Beauty may be in the eye of the beholder, but artists often see things differently from the rest of us. A masterpiece to a layperson’s eye might only make an artist roll theirs. On the other hand, we might be too quick to overlook an extraordinary work hiding in plain sight.
We asked six artists what they think are the most underrated and overrated works throughout art history. Here’s what they said.
Brancacci Chapel by Masaccio, 15th-18th Century, fresco Italy, Tuscany, Florence, Church of Santa Maria del Carmine, Brancacci Chapel. Photo: Antonio Quattrone/Mondadori Portfoliovia Getty Images.
Underrated: It might be Masaccio’s Brancacci Chapel. His frescos marked the beginning of humanism and perspective in Western art. His narrative paintings echo in my mind years later to another artist much more overlooked: Stanley Spencer. I just went to see his chapel in Sandham, U.K. His paintings are truly bizarre, and wholly his own. He approached the body with similar reverence and disdain for the humanity they represent.
Overrated: Maybe the Mona Lisa? If I had to save one painting in a fire, I’d run toward the Goya. It’s odd what we fetishize, contemporary art certainly fits in this category. Between a Max Beckmann and a Banksy, I’m hoping the Banksy is the one being shredded.

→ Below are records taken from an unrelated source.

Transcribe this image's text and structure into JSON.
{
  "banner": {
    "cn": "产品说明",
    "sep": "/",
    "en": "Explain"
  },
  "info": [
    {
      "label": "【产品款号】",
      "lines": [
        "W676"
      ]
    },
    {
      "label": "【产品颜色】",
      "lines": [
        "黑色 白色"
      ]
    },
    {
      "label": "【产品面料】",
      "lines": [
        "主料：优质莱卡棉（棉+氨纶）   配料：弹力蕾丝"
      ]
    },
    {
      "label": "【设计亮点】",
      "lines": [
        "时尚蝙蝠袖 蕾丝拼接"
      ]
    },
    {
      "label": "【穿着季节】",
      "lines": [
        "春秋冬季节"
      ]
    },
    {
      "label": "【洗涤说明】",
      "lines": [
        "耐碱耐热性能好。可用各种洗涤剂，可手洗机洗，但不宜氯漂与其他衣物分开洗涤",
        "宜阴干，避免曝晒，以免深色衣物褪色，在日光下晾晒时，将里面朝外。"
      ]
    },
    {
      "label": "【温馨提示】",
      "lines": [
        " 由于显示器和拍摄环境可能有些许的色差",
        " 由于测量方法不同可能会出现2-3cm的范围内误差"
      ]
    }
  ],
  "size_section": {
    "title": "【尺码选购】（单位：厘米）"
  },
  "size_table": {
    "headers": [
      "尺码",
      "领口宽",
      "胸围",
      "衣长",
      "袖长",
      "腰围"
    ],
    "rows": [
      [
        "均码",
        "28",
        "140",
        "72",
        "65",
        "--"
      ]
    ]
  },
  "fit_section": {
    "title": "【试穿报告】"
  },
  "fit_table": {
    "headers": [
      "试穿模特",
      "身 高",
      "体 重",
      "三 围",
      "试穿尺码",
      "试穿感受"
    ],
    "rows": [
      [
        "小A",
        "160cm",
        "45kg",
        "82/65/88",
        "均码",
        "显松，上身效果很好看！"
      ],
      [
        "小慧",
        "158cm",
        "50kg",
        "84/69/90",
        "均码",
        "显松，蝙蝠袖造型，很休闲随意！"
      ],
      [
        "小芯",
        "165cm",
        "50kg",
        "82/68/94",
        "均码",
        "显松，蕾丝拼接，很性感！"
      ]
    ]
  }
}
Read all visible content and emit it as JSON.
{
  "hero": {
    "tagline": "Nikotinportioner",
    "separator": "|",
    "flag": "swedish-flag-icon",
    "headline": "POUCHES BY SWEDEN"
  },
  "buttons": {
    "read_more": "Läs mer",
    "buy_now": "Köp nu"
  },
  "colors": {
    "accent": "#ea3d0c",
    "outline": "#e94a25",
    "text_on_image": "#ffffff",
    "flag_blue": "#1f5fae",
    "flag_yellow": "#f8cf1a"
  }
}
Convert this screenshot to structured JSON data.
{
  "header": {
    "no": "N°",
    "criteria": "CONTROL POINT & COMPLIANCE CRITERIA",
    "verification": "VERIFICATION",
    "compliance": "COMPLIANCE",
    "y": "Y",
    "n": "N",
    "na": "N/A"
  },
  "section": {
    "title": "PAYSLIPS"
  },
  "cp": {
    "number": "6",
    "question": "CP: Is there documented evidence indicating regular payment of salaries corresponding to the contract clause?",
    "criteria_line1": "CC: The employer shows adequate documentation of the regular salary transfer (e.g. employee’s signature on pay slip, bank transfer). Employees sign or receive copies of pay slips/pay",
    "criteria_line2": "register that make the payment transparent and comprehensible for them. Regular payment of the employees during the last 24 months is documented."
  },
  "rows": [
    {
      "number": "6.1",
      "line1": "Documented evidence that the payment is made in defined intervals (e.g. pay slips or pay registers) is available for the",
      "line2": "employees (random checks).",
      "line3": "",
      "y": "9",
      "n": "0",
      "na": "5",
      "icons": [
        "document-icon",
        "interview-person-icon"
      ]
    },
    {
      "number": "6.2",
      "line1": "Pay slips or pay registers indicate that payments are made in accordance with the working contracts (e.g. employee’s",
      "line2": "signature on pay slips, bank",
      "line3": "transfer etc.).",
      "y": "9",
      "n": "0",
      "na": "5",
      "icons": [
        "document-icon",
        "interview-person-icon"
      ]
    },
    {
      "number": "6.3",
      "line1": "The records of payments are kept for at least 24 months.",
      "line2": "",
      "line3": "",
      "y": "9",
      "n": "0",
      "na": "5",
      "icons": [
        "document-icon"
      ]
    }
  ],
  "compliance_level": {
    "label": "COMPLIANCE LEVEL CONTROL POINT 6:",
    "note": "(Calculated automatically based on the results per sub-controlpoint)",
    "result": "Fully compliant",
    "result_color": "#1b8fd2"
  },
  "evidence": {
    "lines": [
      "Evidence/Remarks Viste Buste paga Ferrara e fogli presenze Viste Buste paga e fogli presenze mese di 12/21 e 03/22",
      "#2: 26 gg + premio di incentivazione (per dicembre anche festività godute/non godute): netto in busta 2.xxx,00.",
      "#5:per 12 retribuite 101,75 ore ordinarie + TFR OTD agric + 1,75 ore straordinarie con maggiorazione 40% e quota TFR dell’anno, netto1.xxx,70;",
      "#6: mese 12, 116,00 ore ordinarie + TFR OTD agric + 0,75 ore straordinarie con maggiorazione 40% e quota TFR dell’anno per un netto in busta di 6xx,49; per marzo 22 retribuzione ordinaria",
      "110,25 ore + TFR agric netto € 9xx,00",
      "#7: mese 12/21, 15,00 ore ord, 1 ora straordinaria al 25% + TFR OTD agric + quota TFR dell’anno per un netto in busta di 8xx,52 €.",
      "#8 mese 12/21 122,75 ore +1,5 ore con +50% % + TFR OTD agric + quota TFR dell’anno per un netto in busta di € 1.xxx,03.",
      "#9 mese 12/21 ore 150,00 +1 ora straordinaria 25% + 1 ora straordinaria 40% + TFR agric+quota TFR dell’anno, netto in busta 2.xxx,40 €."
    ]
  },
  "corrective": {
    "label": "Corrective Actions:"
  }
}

Richard Lin, Painting Relief Square, Circle, Aluminium Strip (1960). Courtesy of Sotheby’s.
Underrated: Richard Lin. Being from across boundaries, not Asian nor Western, is still considered uncategorizable. This area of diversity is yet to be explored. It appears it takes much longer to be acknowledged. Lin’s mix of techniques, concept, quality, and sense of identity, should be appreciated more.
Overrated: How many Keith Haring spin-offs do we have to see? It makes it even more worrisome that major galleries are welcoming some of these artists for just the sake of its market value.
Barbara Chase-Riboud, Mao’s Organ (2007). Photo by Ben Davis.
Underrated: When I think of overrated artists in art history, I think of the book Mediocre: The Dangerous Legacy of White Male America by Ijeoma Oluo, in which the author describes the trouble with generation after generation of white men being told they deserve power and attention. While Pollock, DeKooning, and Rothko were good artists, their whiteness and maleness primed them for being considered genius; perhaps they were more mediocre than we give them credit for.
The underrated artists are the women and BIPOC artists of this, and really all, eras that have been working their asses off to be exceptional artists, only to be considered less-than in the eyes of Western society. Lee Krasner, Annie Albers, and Joan Mitchell are all underrated. I work in sculpture and ceramics, and in school I was taught all about Peter Voulkos and Donald Judd. Why wasn’t I taught about Betye Saar, Barbara Chase-Riboud, Nancy Graves, Augusta Savage, Camille Billops, and Noah Purifoy?
A gallery assistant poses with ‘Girl with Balloon’ 2006 artwork by Banksy.e public on July 12, 2018. Photo: credit should read TOLGA AKMEN/AFP/Getty Images.
Underrated: Olivier Mosset, who is currently shown in New York City, is much underrated!
Overrated: Banksy’s Girl with a Balloon.
Photo by H. Armstrong Roberts/ClassicStock/Getty Images.
Underrated: Planet Earth in the anthropo-not-seen*
* Anthropo-not-seen, a term from Marisol de la Cadena: “The world-making process through which heterogeneous worlds that do not make themselves through the division between humans and nonhumans—nor do they necessarily conceive the different entities in their assemblages through such a division—are both obliged into that distinction and exceed it.”
Judith Bernstein, Horizontal (1973). Courtesy of the artist and Kasmin Gallery.
Underrated: Me! Because of the sexual and political content in my work, the depth and range have been ignored. My large-scale Horizontal was censored in 1974. But my work has transcended the conservative climate.
Robert Colescott’s George Washington Carver Crossing the Delaware is emblematic of his fabulous and provocative work. In this case, re-envisioning Western art—putting black history front and center.
Rose Wylie’s Pink Skater (Will I Win, Will I Win) is a jubilant painting of a dancer springing through the air. It asks the question “Am I good enough?” This piece gets to the heart of women aiming while and questioning their role.
Walter de Maria was an extraordinary artist who pioneered Minimalism, conceptual art, and earth art. We’ve only scratched the surface of exploring his range and depth.
Dana Schutz’s work is impactful, expressive, and poignant. Her skill is masterful and she—like myself—uses a lot of humor in her paintings. Mountain Group is very inventive and mines from both contemporary art and her own psyche.